Filling in the gaps to better understand human biology

Duplicated segments pose serious problems for the assembly and annotation of the human genome. In the human reference genome there are still large gaps that require specialized efforts to fill. Many of these gaps lie within highly duplicated segments in which the degree of sequence variation among duplicated loci approaches levels of allelic variation. Many people assume that much of the sequence that is still missing from the reference assembly is not very biologically interesting. However, it has become increasingly apparent that the segmental duplications themselves provide the molecular basis for many human genetic disorders.
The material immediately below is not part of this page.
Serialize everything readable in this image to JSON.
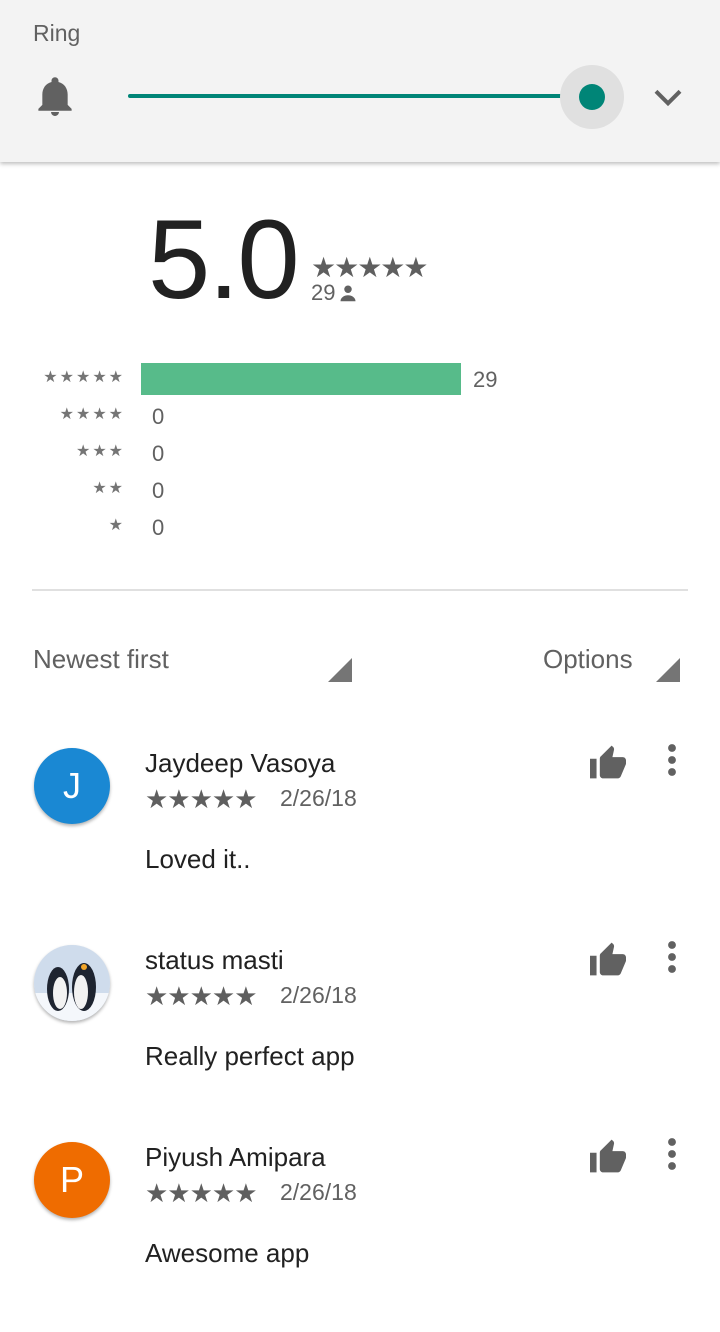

The resolution of these regions is therefore essential for a complete understanding of the genetic basis of human disease. Three patches released in GRCh37.p8, that add almost 400Kb of novel sequence, prove the concept that sequence missing so far from the reference genome can be of crucial importance.  The biological story surrounding these sequences can be found in a recent publication from the Eichler lab (Dennis et al., 2012) but here we'll tell you a little bit about how we worked with the Eichler lab to create these assembly patches. Figure 1: Ancestral copy of SRGAP2 in chimpanzee (left) and human (right). The other red ticks on the human chromosome showthe human specific duplications added by this effort.One of the impediments in resolving the complexity of these regions is the diploid nature of the hum...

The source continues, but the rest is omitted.